Letter of Recommendation Without Contact from the Student
I would do the "third thing" of nothing. You're not under any obligation to write letters of recommendation, and to me, the student's signing you up to do this is similar in principle to your department head signing you up for an extra committee assignment, or someone signing you up to volunteer for a public lecture, without discussing it with you first. I write this as someone who puts considerable time and effort into recommendation letters -- two that I care considerably about in the past 24 hours, for example.
Of course, it may well be the case that the student has no idea that writing a recommendation actually takes work, and it would be nice to contact him/her, but you've already tried the simple routes to this. I would devote my time to other tasks.
I would just be honest. You teach many students and this particular student you taught a long time ago. Their grades were X and that puts them in the top Y percentile of the year, etc etc. No record of academic misconduct. Seems like one of the better students to you.
What I wouldn't do is try to fake all the usual character stuff by having a chat with the student over Facebook. Your intentions are noble, but I don't think the outcome will live up to those intentions.
That's happened to me in the past, and from a student that I would not have written a letter for. In that case, because I could not endorse the student, I contacted the student and told him that I would not be responding to the request in any form, even just to tell the requester that I would not be providing a letter.
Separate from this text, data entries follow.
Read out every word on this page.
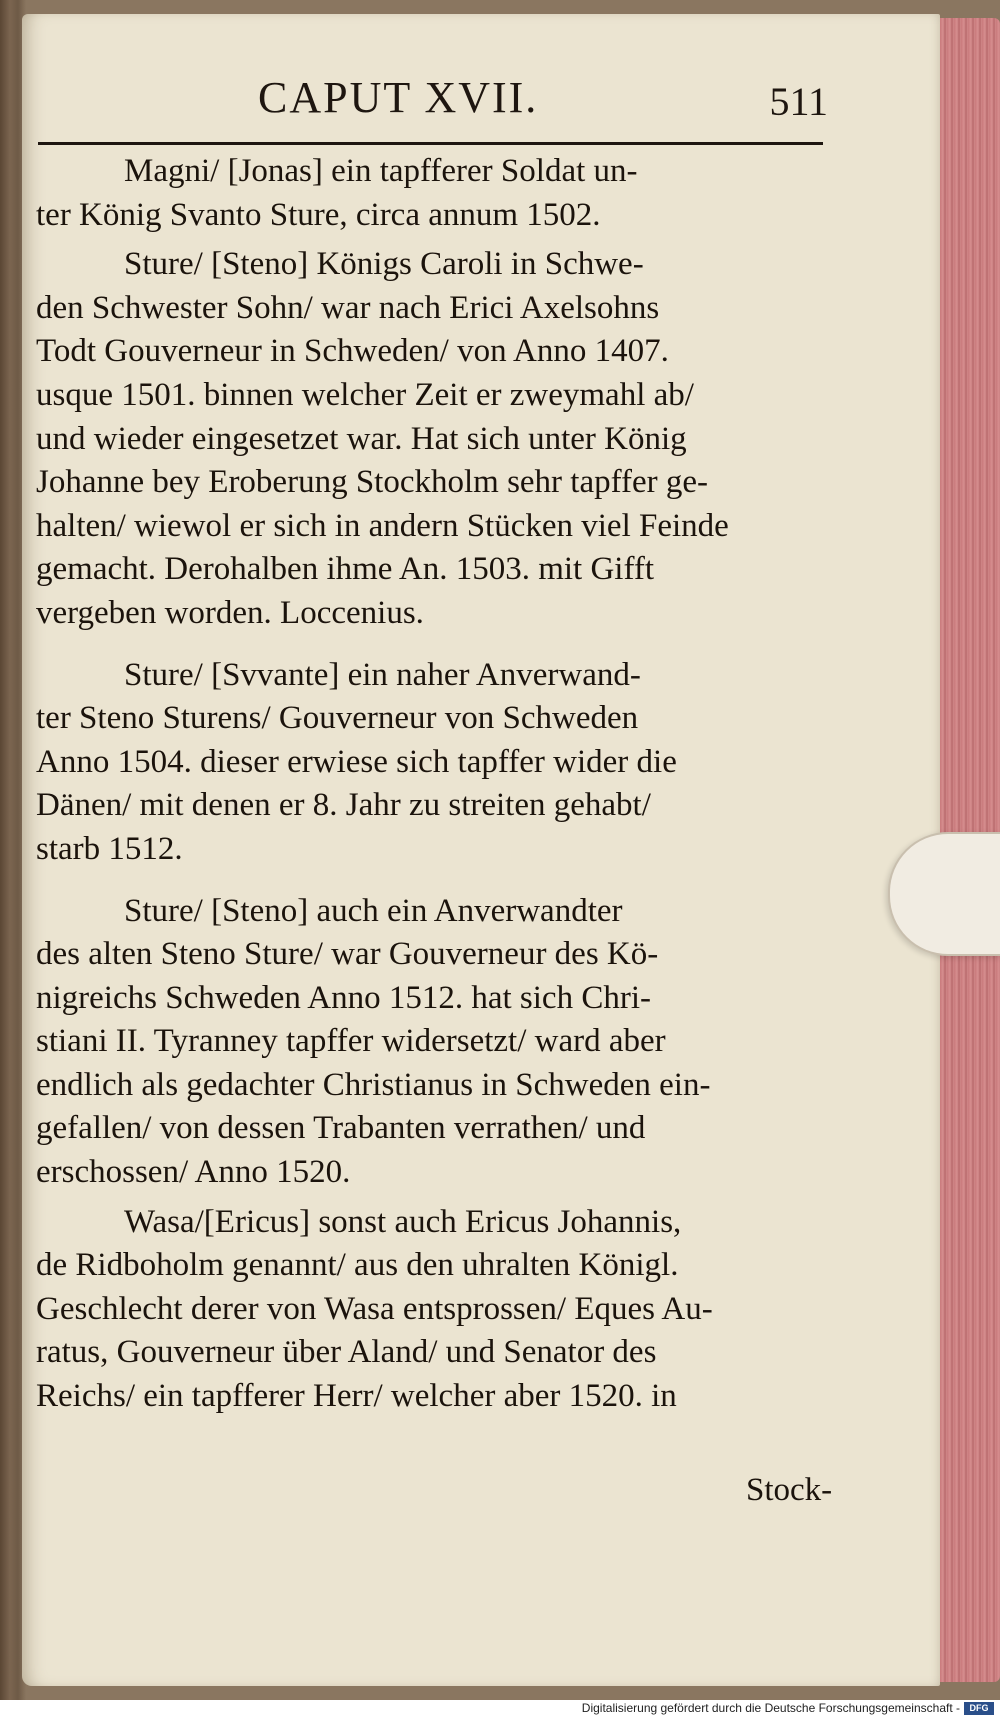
CAPUT XVII.	511
Magni/ [Jonas] ein tapfferer Soldat un-
ter König Svanto Sture, circa annum 1502.
Sture/ [Steno] Königs Caroli in Schwe-
den Schwester Sohn/ war nach Erici Axelsohns
Todt Gouverneur in Schweden/ von Anno 1407.
usque 1501. binnen welcher Zeit er zweymahl ab/
und wieder eingesetzet war. Hat sich unter König
Johanne bey Eroberung Stockholm sehr tapffer ge-
halten/ wiewol er sich in andern Stücken viel Feinde
gemacht. Derohalben ihme An. 1503. mit Gifft
vergeben worden. Loccenius.
Sture/ [Svvante] ein naher Anverwand-
ter Steno Sturens/ Gouverneur von Schweden
Anno 1504. dieser erwiese sich tapffer wider die
Dänen/ mit denen er 8. Jahr zu streiten gehabt/
starb 1512.
Sture/ [Steno] auch ein Anverwandter
des alten Steno Sture/ war Gouverneur des Kö-
nigreichs Schweden Anno 1512. hat sich Chri-
stiani II. Tyranney tapffer widersetzt/ ward aber
endlich als gedachter Christianus in Schweden ein-
gefallen/ von dessen Trabanten verrathen/ und
erschossen/ Anno 1520.
Wasa/[Ericus] sonst auch Ericus Johannis,
de Ridboholm genannt/ aus den uhralten Königl.
Geschlecht derer von Wasa entsprossen/ Eques Au-
ratus, Gouverneur über Aland/ und Senator des
Reichs/ ein tapfferer Herr/ welcher aber 1520. in
Stock-
Digitalisierung gefördert durch die Deutsche Forschungsgemeinschaft -	DFG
In this case, the student seems average, and had the student complied with your process, you might have agreed, so the situation is different. That said, putting down your name as a recommendation without your consent or even contact (... though you might check your junk mail folders) does not convey a level of maturity that would make me comfortable endorsing the student.
My own action, given that you've already done your due diligence in trying to contact the student, would probably be to take no action, and completely ignore the request -- at least until you've been contacted by the student. If contacted by the student, I'd probably say that I was unable to write a letter.